Pension? I have just over £11k in pension savings. I don’t know how much I’m 'supposed' to have by now to be honest but I put 8% salary sacrifice in each month, which my employer matches.
Housing costs: £475 for my half of the mortgage (N and I split all bills equally but he puts more into our joint savings as he earns more).
Utilities: All utilities are split equally between me and N: £92 council tax, £45 gas and electric, £15 water and £14.50 internet each. N pays for our building/contents insurance and B’s pet insurance. I pay £39 car insurance, £13.12 car tax and £20.99 car service plan.
All other monthly payments: £52 phone bill (this makes me so sad but I still have 11 months left on the contract). Subscriptions: £9.99 Spotify, £5.99 Netflix, £3.99 Now TV, £6 National Trust membership.
Did you participate in any form of higher education? If yes, how did you pay for it?
I went to university and did a psychology degree, which was paid for by student loans. I got an allowance from my parents for food/general costs and I got a part-time job at a coffee shop to fund going out and buying clothes.
Growing up, what kind of conversations did you have about money?
I don’t remember having many proper conversations about money but I’ve always been very aware of how privileged my family is when it comes to money. When I was younger my brother and I were given pocket money every week to learn how to budget, which I know was a lot more than our friends were getting. 

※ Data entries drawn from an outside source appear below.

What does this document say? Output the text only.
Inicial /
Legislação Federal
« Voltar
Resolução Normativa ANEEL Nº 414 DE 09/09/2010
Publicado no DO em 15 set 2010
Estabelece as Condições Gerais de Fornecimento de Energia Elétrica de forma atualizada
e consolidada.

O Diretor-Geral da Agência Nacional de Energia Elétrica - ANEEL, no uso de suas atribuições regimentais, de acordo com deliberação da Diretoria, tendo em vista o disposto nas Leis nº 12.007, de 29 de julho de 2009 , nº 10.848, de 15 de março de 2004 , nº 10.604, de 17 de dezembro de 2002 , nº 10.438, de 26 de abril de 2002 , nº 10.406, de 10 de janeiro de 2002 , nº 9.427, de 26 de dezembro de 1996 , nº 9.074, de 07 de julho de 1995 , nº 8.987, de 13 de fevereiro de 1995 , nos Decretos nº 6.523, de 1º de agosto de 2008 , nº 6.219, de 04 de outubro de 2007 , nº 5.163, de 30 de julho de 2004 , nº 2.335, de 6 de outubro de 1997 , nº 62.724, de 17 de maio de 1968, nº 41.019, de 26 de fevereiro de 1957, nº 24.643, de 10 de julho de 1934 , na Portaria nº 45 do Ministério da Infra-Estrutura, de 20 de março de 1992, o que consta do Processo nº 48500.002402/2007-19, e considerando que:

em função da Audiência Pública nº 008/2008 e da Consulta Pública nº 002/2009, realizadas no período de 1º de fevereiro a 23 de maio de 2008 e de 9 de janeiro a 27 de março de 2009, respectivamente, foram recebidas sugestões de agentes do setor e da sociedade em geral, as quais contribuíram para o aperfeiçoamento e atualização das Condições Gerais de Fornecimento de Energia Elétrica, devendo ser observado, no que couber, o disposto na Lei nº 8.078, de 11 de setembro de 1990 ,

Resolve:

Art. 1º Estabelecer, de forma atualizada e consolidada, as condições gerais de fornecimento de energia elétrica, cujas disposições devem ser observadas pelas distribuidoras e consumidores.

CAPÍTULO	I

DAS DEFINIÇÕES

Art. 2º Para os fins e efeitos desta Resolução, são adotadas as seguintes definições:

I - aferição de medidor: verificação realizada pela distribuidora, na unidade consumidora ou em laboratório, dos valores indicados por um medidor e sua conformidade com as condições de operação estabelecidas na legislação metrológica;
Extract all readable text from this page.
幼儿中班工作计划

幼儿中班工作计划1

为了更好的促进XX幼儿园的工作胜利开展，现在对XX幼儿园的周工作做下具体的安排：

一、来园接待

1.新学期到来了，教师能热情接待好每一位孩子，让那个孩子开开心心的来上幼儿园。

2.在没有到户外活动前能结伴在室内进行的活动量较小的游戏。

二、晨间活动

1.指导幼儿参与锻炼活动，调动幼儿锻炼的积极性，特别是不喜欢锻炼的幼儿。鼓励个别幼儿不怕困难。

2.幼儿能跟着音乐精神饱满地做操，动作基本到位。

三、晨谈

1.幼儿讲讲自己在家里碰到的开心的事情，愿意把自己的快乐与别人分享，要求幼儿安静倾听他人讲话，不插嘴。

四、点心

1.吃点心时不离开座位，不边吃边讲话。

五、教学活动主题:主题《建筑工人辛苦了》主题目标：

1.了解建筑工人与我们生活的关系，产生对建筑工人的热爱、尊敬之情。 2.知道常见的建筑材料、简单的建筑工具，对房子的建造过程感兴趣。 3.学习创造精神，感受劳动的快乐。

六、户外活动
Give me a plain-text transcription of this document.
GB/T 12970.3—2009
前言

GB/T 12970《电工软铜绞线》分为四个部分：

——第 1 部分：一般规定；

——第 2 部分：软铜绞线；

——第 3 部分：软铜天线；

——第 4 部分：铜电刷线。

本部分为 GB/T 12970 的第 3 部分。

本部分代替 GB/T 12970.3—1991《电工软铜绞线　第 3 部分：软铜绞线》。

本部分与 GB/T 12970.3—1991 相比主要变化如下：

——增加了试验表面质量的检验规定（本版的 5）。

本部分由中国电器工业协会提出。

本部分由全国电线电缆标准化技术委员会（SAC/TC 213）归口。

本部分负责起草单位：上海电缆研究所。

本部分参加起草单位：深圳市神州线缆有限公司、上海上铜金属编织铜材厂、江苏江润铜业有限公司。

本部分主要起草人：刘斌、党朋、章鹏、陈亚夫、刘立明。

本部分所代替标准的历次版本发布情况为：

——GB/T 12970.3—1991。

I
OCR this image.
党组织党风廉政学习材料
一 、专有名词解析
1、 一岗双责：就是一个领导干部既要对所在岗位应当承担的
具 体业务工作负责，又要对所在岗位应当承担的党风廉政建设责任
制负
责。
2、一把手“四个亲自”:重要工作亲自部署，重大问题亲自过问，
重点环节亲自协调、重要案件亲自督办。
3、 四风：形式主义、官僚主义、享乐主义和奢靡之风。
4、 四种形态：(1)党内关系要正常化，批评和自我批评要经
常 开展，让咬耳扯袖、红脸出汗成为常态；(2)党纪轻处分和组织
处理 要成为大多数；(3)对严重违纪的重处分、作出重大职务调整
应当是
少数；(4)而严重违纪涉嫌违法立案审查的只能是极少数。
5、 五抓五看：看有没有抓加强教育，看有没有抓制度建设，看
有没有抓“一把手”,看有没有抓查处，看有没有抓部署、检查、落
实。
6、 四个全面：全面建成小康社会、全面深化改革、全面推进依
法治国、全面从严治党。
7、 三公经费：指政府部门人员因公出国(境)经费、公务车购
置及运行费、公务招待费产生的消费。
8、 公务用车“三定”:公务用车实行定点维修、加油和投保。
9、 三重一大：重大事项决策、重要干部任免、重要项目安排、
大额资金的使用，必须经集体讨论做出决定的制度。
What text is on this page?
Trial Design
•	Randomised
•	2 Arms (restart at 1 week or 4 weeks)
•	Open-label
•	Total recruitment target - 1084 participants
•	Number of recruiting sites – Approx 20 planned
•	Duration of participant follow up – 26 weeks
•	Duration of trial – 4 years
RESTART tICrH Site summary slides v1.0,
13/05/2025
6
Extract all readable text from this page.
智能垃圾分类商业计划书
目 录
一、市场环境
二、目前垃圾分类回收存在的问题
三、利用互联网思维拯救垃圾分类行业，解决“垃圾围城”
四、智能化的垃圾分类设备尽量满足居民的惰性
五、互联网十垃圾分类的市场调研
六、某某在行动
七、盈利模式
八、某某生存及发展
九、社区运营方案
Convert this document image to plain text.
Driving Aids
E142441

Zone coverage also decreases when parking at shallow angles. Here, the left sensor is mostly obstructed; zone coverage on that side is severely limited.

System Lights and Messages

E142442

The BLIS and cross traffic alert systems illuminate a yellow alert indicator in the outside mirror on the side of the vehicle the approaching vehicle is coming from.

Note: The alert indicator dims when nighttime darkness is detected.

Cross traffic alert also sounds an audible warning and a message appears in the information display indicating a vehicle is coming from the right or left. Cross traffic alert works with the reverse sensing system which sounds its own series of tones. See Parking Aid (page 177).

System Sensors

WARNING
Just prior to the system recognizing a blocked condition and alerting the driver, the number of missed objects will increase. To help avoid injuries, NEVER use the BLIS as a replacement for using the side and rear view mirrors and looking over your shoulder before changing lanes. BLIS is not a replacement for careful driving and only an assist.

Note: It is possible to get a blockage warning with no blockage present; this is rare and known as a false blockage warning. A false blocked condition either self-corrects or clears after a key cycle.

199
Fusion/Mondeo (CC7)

If you have, when did you move out of your parents'/guardians' house?
I moved out at 18 when I went to university. I moved back for a couple of months at the start of the first lockdown as at the time I was living alone. I lasted a few days on my own before I headed up north.
At what age did you become financially responsible for yourself?
I would say only this year, which is crazy as I’m 27. I’ve been renting alone, paying my own bills and not received any money from my family since I was about 23 but most of my house deposit and solicitor’s fees were paid for by my parents and grandparents, which I am so thankful for. I am extremely grateful to be in the position I am in. 
What was your first job and why did you get it?
My first ‘proper’ job was working in a coffee shop when I turned 19. I worked nearly every weekend throughout uni.
Do you worry about money now?
Yes. I am aware I don’t really need to as much as I do, as we are on the property ladder, have good salaries, never miss a bill or need to worry about food or anything like that. But I worry about the amount on my credit card. I do have a plan to get this down to 0 before the 0% runs out but I think about it a lot.
Do you or have you ever received passive or inherited income?
I’ve received £12k total from my grandparents, which went towards the house deposit.